Alors que Friedrich Merz entreprend sa première visite officielle à Pékin en tant que chancelier allemand, il porte plus que des courtoisies diplomatiques dans sa mallette. Il porte le souvenir d'usines ralenties par des perturbations d'approvisionnement, de marchés soudainement rétrécis, de dépendances stratégiques exposées par les tensions mondiales. La relation de l'Allemagne avec la Chine a longtemps été définie par le commerce : voitures, machines, produits chimiques s'écoulant vers l'est ; composants et biens de consommation s'écoulant vers l'ouest. Pendant des années, le partenariat semblait presque élémentaire, aussi naturel que le commerce lui-même.

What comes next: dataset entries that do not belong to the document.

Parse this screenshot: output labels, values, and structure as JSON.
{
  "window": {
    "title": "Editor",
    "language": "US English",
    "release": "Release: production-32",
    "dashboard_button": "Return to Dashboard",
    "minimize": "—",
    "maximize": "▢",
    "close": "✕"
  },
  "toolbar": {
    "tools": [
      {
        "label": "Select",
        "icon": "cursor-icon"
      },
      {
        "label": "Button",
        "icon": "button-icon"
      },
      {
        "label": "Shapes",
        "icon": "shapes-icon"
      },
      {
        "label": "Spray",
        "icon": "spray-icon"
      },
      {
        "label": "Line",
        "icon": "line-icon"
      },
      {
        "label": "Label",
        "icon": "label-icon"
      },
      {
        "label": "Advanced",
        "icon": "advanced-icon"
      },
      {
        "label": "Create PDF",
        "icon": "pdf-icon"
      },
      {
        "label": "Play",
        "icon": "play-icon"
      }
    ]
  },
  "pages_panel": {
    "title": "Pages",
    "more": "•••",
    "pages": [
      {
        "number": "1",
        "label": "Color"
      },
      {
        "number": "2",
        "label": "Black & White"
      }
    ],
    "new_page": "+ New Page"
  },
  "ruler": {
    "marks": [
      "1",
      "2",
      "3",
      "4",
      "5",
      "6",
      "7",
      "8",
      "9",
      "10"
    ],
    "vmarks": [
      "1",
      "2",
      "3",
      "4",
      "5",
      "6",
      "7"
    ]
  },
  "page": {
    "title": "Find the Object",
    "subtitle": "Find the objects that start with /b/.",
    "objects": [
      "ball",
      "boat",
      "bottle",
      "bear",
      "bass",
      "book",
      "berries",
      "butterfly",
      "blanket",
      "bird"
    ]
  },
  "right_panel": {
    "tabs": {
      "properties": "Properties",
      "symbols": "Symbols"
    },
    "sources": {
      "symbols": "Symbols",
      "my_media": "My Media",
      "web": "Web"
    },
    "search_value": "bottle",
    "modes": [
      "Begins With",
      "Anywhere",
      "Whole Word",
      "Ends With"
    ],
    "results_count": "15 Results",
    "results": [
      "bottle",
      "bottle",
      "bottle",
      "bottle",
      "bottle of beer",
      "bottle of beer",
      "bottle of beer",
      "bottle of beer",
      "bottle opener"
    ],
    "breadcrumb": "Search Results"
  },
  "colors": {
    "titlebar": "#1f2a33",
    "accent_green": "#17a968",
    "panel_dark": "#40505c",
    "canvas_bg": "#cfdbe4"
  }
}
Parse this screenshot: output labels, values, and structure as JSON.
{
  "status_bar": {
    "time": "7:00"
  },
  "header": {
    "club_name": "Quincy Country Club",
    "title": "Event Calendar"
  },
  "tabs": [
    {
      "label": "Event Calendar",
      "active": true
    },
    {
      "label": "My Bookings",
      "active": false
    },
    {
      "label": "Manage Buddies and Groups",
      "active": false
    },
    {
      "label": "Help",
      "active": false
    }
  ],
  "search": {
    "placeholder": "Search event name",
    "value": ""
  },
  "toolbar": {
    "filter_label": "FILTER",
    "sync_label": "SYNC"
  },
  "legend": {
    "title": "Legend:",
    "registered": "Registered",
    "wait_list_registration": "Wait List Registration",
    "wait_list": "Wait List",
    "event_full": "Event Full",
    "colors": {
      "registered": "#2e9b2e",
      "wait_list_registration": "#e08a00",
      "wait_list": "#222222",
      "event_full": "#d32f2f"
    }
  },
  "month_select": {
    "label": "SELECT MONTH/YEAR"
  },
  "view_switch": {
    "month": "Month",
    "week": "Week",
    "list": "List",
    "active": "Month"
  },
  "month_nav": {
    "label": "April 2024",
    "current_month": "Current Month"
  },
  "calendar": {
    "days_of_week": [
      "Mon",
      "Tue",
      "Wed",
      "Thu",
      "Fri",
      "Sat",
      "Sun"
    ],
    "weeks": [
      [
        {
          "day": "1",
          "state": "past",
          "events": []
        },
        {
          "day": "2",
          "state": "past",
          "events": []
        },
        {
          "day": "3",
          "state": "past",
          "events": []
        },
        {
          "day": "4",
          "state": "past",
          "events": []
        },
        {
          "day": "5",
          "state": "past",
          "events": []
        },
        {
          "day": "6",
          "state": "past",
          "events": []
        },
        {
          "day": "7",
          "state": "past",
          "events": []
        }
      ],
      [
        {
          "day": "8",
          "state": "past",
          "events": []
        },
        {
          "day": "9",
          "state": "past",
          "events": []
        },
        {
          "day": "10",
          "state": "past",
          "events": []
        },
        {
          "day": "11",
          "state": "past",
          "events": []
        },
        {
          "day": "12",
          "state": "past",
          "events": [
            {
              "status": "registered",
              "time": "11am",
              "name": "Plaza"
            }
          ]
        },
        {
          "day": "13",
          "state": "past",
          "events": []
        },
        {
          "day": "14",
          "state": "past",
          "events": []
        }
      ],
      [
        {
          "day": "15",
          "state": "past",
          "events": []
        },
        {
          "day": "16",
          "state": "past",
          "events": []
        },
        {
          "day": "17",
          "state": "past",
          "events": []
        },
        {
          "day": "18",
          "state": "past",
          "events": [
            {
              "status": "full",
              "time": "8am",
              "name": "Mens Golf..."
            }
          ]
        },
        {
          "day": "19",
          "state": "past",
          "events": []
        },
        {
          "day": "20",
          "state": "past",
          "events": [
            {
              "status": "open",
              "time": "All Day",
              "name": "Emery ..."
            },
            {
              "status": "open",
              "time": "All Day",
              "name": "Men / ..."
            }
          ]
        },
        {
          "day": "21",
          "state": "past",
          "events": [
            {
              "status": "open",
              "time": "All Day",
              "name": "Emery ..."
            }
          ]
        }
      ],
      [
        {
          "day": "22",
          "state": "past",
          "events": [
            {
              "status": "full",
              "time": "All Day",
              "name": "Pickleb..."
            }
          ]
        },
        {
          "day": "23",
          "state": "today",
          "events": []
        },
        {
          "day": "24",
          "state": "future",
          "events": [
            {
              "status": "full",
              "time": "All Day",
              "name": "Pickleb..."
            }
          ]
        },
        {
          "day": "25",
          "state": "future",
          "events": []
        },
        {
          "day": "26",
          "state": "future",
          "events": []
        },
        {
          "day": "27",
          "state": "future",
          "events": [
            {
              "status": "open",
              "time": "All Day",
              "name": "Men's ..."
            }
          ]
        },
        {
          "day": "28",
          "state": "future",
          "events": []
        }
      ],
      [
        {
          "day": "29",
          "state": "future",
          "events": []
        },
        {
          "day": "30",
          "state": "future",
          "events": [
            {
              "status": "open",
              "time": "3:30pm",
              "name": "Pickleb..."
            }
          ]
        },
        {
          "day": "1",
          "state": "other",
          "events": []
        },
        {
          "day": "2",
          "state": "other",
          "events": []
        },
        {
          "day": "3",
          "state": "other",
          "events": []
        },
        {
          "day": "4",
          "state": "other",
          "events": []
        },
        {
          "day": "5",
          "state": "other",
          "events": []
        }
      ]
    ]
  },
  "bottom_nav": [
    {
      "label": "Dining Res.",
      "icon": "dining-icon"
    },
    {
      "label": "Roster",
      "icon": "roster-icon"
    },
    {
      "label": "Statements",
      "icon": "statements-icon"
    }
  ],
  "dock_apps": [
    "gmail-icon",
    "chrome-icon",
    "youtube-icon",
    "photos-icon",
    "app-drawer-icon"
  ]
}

Mais l'atmosphère a changé. La Chine reste le plus grand partenaire commercial de l'Allemagne, mais la symétrie autrefois supposée s'est amincie. Les constructeurs automobiles allemands font face à une concurrence accrue de la part des fabricants chinois de véhicules électriques. Les leaders industriels parlent de surcapacité et de pression sur les prix. Les décideurs politiques parlent, plus souvent maintenant, de diversification et de « dé-risquage ». Le langage est prudent, évitant la rupture, tout en signalant une recalibration.
La visite de Merz intervient à un moment où l'Europe réévalue son exposition économique à Pékin. L'Union européenne a lancé des enquêtes sur les subventions chinoises dans des secteurs clés, tandis que les débats se poursuivent sur les tarifs, l'accès au marché et les industries stratégiques. Berlin, traditionnellement plus accommodant sur le plan commercial, se retrouve à équilibrer le pragmatisme économique avec la prudence géopolitique. La guerre en Ukraine et les tensions croissantes entre Washington et Pékin ont encore compliqué le calcul.
À Pékin, l'accueil devrait être formel et mesuré. La Chine a souligné la stabilité des liens commerciaux et le bénéfice mutuel. Les délégations d'affaires allemandes accompagnent souvent de tels voyages, soulignant les enjeux pratiques : contrats, coentreprises, investissements à long terme. Pourtant, sous les formalités se cache une prise de conscience partagée que le paysage n'est plus aussi prévisible qu'il semblait autrefois.
Pour Merz, cette visite inaugurale est autant symbolique que substantielle. Elle signale la continuité de l'engagement, même si la stratégie évolue. Les responsables allemands ont souligné que réduire les risques ne signifie pas se désengager. L'objectif, suggèrent-ils, est la résilience : des chaînes d'approvisionnement plus larges, une capacité domestique plus forte et une évaluation plus claire de la vulnérabilité.
L'expression « choc chinois » rappelle des vagues antérieures de perturbation économique, lorsque des importations en forte hausse ont remodelé des industries en Europe et aux États-Unis. Aujourd'hui, la préoccupation est moins liée à un impact soudain qu'à un déséquilibre structurel : une dépendance excessive à un marché unique, une exposition aux tensions politiques, la fragilité révélée par les goulets d'étranglement de l'ère pandémique. Les fabricants allemands ont commencé à explorer des hubs de production alternatifs en Asie du Sud-Est et au-delà, bien que de tels changements prennent du temps.
Alors que Merz foule le tarmac à Pékin, les enjeux sont mesurés non seulement en volumes commerciaux mais aussi en trajectoire. Le modèle axé sur les exportations de l'Allemagne a longtemps dépendu de marchés ouverts et de partenariats stables. Préserver ce modèle nécessite désormais adaptation et continuité.
Le chancelier doit rencontrer des dirigeants chinois de haut niveau et des représentants d'entreprises lors de sa visite. Les discussions devraient se concentrer sur le commerce, la politique industrielle et les questions de sécurité mondiale. L'Allemagne reste engagée dans l'engagement avec la Chine, tout en soulignant les efforts pour réduire les dépendances stratégiques et renforcer la résilience économique.